Data are inconclusive on the utility of anticoagulation to reduce thromboembolic events in patients with heart failure (HF) who are in sinus rhythm. The WATCH trial compared aspirin, clopidogrel and warfarin in adults in sinus rhythm with symptomatic heart failure and left ventricular ejection fraction ≤35 percent [9]. There were no significant differences among the three treatment arms for the primary end point of time to first occurrence of death, nonfatal myocardial infarction, or nonfatal stroke. Warfarin was associated with significantly fewer nonfatal strokes than clopidogrel or aspirin (0.2 versus 2.1 and 1.7 percent). However, this effect was no longer significant when central nervous system bleeds and fatal strokes were included.
The impact of exercise training in patients with heart failure was evaluated in the HF ACTION trial [10]. Patients with NYHA class II to IV HF (99 percent with class II or III symptoms) were randomly assigned to either a supervised exercise training program or usual care including recommendation of regular exercise [10]. There was a significant decrease in all-cause mortality and hospitalization for the exercise training program group after adjustment for major prognostic baseline factors, although there was no difference in the unadjusted analysis.

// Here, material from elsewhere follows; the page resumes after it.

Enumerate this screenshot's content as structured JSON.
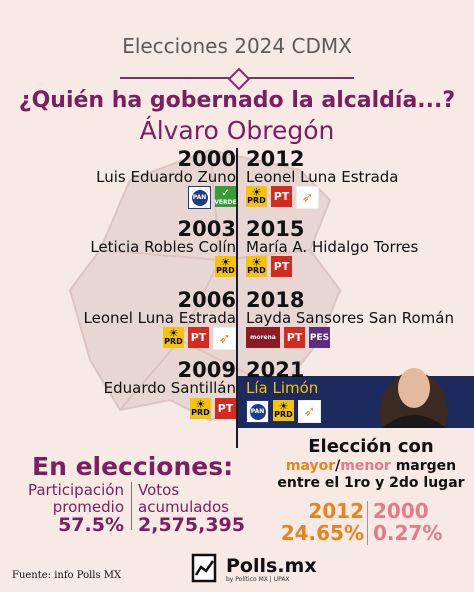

Limited data are available on the incidence of and risk factors for heart failure (HF) in young adults. A report from the CARDIA study of 5115 subjects aged 18 to 30 years who were prospectively followed for 20 years found that incident heart failure before 50 years of age is substantially more common among blacks than whites (1.1, 0.9, 0.08,and 0 percent in black women, black men, white women, and white men, respectively) [11]. Among blacks, independent predictors before age 30 years of subsequent early HF included higher diastolic blood pressure, high body-mass index, lower HDL cholesterol, kidney disease and left ventricular systolic dysfunction on echocardiogram at age ≤35 years.
Surgical anterior ventricular endocardial restoration (SAVER) excludes noncontracting segments of the dilated remodeled left ventricle after anterior myocardial infarction. The efficacy of this technique was evaluated in 1000 patients with ischemic cardiomyopathy were randomly assigned to either CABG alone or CABG with SAVER [12]. Entry criteria included coronary artery disease amenable to CABG, a left ventricular ejection fraction ≤35 percent, and an anterior akinetic or dyskinetic region of myocardium amenable to ventricular reconstruction. Most patients had symptomatic heart failure. Despite a significantly greater reduction in end-systolic volume index with CABG plus ventricular reconstruction compared to CABG alone, there was no significant difference at two-year follow-up in the rate of the primary outcome (death from any cause and hospitalization for cardiac causes).
Tissue changes in arrhythmogenic right ventricular cardiomyopathy (ARVC) are heterogeneous and patchy so biopsy results have limited accuracy. A preliminary report suggests that identification of reduction in plakoglobin signal (in the presence of preservation of N-cadherin signal) on immunohistochemical analysis of myocardial biopsy specimens is a sensitive and specific test for ARVC [13]. Further data are needed to determine the clinical utility of this technique.